Orhan Pamuk’s Istanbul (December 2005)
Internationally acclaimed Turkish novelist Orhan Pamuk’s loving and vivid memoir about the Istanbul of his childhood, perched precariously at the crossroads of a storied East and an affluent West.
For his latest and most intimate book, Orhan Pamuk pens a chronicle of his early days in the great Turkish metropolis of Istanbul. Breaking through orientalist notions, he conjures up a stark portrait of a city traumatized by the shotgun modernization that everyone believed would usher in prosperity.
Pamuk intersperses the soul-searching tale of his once-wealthy, noble family with an appealing trove of photographs that set the stage for his rhapsodic remembrances. Istanbul combines family snapshots with over a hundred images by the city’s leading photographers — personal and public images that refract each chapter through the prism of daily urban life.

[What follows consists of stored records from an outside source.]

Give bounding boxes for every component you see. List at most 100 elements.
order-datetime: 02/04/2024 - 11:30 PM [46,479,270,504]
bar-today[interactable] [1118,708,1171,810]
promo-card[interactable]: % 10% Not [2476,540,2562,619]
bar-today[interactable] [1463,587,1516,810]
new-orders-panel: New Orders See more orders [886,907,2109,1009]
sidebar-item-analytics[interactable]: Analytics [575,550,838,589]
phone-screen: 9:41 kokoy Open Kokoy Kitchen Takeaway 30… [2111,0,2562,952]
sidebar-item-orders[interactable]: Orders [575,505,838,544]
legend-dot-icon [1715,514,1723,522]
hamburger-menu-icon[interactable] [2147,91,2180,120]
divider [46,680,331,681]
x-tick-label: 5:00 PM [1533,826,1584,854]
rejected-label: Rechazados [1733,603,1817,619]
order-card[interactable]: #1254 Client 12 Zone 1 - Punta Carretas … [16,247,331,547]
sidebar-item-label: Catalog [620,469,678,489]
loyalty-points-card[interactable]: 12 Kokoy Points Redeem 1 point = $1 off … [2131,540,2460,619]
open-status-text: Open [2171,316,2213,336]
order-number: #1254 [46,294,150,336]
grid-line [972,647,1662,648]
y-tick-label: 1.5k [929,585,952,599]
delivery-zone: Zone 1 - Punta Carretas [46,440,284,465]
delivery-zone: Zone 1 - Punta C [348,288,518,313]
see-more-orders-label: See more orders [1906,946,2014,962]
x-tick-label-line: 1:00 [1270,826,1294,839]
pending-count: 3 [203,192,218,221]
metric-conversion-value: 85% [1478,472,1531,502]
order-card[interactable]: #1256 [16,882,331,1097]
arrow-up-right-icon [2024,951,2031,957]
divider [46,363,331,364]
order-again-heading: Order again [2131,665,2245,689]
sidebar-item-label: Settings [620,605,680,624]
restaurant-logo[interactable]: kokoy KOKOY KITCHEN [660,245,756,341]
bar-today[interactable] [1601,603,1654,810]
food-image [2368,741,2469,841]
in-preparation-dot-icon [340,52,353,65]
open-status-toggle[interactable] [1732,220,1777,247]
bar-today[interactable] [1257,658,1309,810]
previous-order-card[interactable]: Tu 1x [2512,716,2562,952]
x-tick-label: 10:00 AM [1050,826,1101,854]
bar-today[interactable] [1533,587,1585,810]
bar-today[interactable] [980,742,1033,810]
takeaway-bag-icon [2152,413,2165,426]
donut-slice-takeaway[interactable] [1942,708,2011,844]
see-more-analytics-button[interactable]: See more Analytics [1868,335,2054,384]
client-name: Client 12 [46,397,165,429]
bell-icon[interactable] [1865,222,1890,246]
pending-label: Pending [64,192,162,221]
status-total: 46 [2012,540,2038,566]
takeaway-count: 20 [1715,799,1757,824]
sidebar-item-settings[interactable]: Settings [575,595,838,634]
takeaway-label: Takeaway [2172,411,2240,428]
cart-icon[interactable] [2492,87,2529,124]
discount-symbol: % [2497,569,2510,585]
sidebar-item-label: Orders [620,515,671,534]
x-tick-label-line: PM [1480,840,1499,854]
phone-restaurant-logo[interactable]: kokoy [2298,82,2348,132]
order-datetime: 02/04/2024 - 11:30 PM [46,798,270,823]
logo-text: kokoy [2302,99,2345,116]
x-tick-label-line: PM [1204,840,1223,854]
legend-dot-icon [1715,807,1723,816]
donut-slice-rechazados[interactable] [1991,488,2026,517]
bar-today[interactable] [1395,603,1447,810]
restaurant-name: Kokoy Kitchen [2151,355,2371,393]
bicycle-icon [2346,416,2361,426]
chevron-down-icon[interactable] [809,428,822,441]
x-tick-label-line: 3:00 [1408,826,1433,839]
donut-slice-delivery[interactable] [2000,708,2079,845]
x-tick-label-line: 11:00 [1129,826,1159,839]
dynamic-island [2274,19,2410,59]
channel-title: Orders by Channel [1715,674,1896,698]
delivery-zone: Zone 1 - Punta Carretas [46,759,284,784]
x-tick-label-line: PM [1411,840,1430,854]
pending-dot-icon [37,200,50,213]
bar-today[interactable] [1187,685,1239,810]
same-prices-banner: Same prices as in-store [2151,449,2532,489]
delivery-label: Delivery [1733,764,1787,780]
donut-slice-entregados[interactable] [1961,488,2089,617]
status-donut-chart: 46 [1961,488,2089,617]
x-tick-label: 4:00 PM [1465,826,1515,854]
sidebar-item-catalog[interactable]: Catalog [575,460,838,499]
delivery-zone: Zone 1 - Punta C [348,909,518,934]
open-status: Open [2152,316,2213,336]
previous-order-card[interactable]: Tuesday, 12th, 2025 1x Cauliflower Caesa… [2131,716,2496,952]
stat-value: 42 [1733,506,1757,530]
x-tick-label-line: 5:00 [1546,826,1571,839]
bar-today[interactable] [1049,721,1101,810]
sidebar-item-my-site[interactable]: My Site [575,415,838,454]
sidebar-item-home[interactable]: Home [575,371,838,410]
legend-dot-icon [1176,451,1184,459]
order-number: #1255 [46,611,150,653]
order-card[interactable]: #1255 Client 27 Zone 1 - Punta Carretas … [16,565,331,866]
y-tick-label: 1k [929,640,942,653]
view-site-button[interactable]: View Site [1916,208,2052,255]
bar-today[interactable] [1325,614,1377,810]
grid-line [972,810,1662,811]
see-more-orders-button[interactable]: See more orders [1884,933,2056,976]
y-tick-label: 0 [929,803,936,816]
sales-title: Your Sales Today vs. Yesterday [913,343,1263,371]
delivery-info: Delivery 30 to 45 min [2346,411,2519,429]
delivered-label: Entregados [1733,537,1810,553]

With sharp imagery, these stories oscillate from the factual to the poetic. According to Pamuk, the Turkish concept of hüzün (melancholy) is the key to understanding Istanbul; the term denotes an Islamic ideal that fuses deep spiritual loss with a hopeful perspective on life.
Ever candid, Pamuk writes about the horrors that victimized the city’s Greeks, Armenians, and Jews in favor of millions of poor Balkan refugees. His frank lament on the city’s Turkification has irked Turkish nationalists — when Pamuk told a Swiss newspaper in February that Turkey killed 30,000 Kurds and a million Armenians last century, he was charged with denigrating the national character. Pamuk’s statement shattered the longstanding taboo against discussing the 1915 Armenian Genocide and Turkey’s undeclared war on its Kurdish minority, and the scandal landed the author in court this month. This remarkable saga proves what Pamuk writes again and again in Istanbul — that his city, and, by extension, his nation, continues to shy away from honestly answering the ultimate question: who am I?
Istanbul suggests that only by answering that question could the city recast itself on the world stage and shed its beloved hüzün that weighs so heavily on its soul.